Alternatively, to return to a previous state of the data before update 106A was made, the changed portion (region 2) of data 110 can be restored from (copied from) region 2 of detached mirror (snapshot) 120B. The change made in update 106A is thereby “backed out” without copying all of the data from the snapshot. The use of accumulator maps is described in further detail in the two related applications cited in the Cross Reference to Related Applications section of this application.
To save physical disk space, changes can be stored in temporary data storage areas such as volatile memory, but those changes are vulnerable to computer system, hardware, and software failures. In addition, storing the changes in temporary data storage areas typically requires that the snapshot and the data are stored in a common physical storage area that can be accessed by a common volatile memory. A requirement that the snapshot and the data be stored in a common physical data storage area can limit the number of snapshots that can be made of the data in organizations having limited resources or a very large amount of data. Furthermore, many applications suffer severe performance problems when more than one snapshot of a set of data is made due to the overhead involved in writing the data to multiple places.

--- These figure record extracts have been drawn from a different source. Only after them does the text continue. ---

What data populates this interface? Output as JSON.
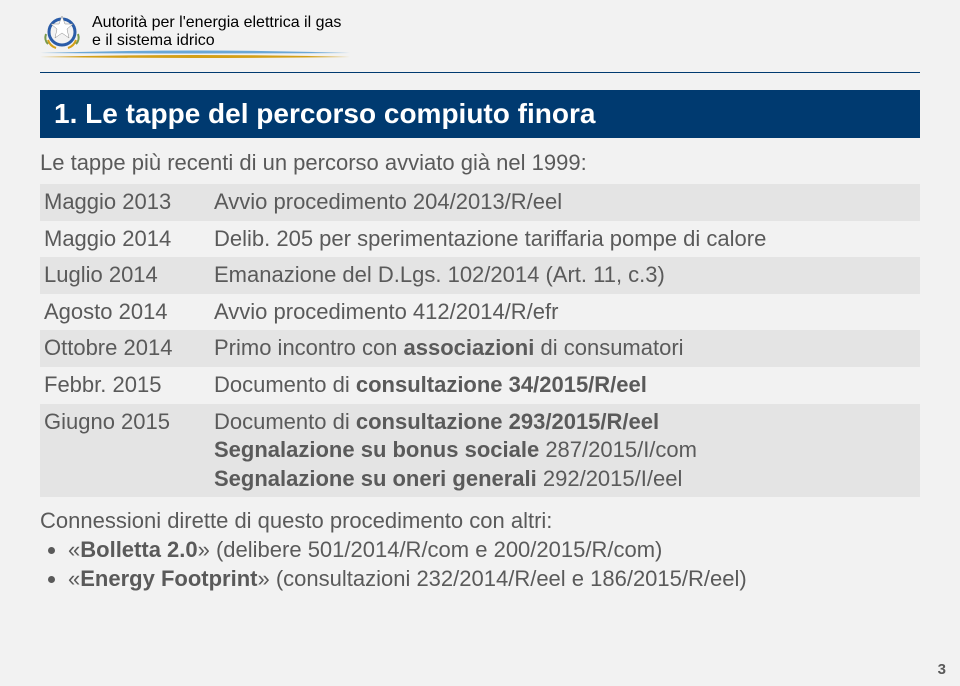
{
  "header": {
    "authority_line1": "Autorità per l'energia elettrica il gas",
    "authority_line2": "e il sistema idrico",
    "emblem_colors": {
      "gold": "#d4a018",
      "blue": "#2a5ca8"
    },
    "swoosh_colors": {
      "top": "#6aa7d6",
      "bottom": "#d4a018"
    },
    "rule_color": "#003a70"
  },
  "title": "1. Le tappe del percorso compiuto finora",
  "title_bg": "#003a70",
  "subtitle": "Le tappe più recenti di un percorso avviato già nel 1999:",
  "rows": [
    {
      "date": "Maggio 2013",
      "text": "Avvio procedimento 204/2013/R/eel",
      "alt": true
    },
    {
      "date": "Maggio 2014",
      "text": "Delib. 205 per sperimentazione tariffaria pompe di calore",
      "alt": false
    },
    {
      "date": "Luglio 2014",
      "text": "Emanazione del D.Lgs. 102/2014 (Art. 11, c.3)",
      "alt": true
    },
    {
      "date": "Agosto 2014",
      "text": "Avvio procedimento 412/2014/R/efr",
      "alt": false
    },
    {
      "date": "Ottobre 2014",
      "text_html": "Primo incontro con <b>associazioni</b> di consumatori",
      "alt": true
    },
    {
      "date": "Febbr. 2015",
      "text_html": "Documento di <b>consultazione 34/2015/R/eel</b>",
      "alt": false
    },
    {
      "date": "Giugno 2015",
      "text_html": "Documento di <b>consultazione 293/2015/R/eel</b><br><b>Segnalazione su bonus sociale</b> 287/2015/I/com<br><b>Segnalazione su oneri generali</b> 292/2015/I/eel",
      "alt": true
    }
  ],
  "footnote_lead": "Connessioni dirette di questo procedimento con altri:",
  "footnote_items": [
    "«<b>Bolletta 2.0</b>» (delibere 501/2014/R/com e 200/2015/R/com)",
    "«<b>Energy Footprint</b>» (consultazioni 232/2014/R/eel e 186/2015/R/eel)"
  ],
  "page_number": "3",
  "colors": {
    "page_bg": "#f2f2f2",
    "alt_row_bg": "#e4e4e4",
    "text": "#5a5a5a"
  }
}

What is needed is the ability to quickly synchronize mirrored copies of data that have become inconsistent. The solution should enable mirrored copies of data to be synchronized following a system crash without copying all of the data from one mirrored copy to another. Changes to the data should survive computer system, hardware and software failures and require minimal storage space. The solution should have minimal impact on performance of applications using the data.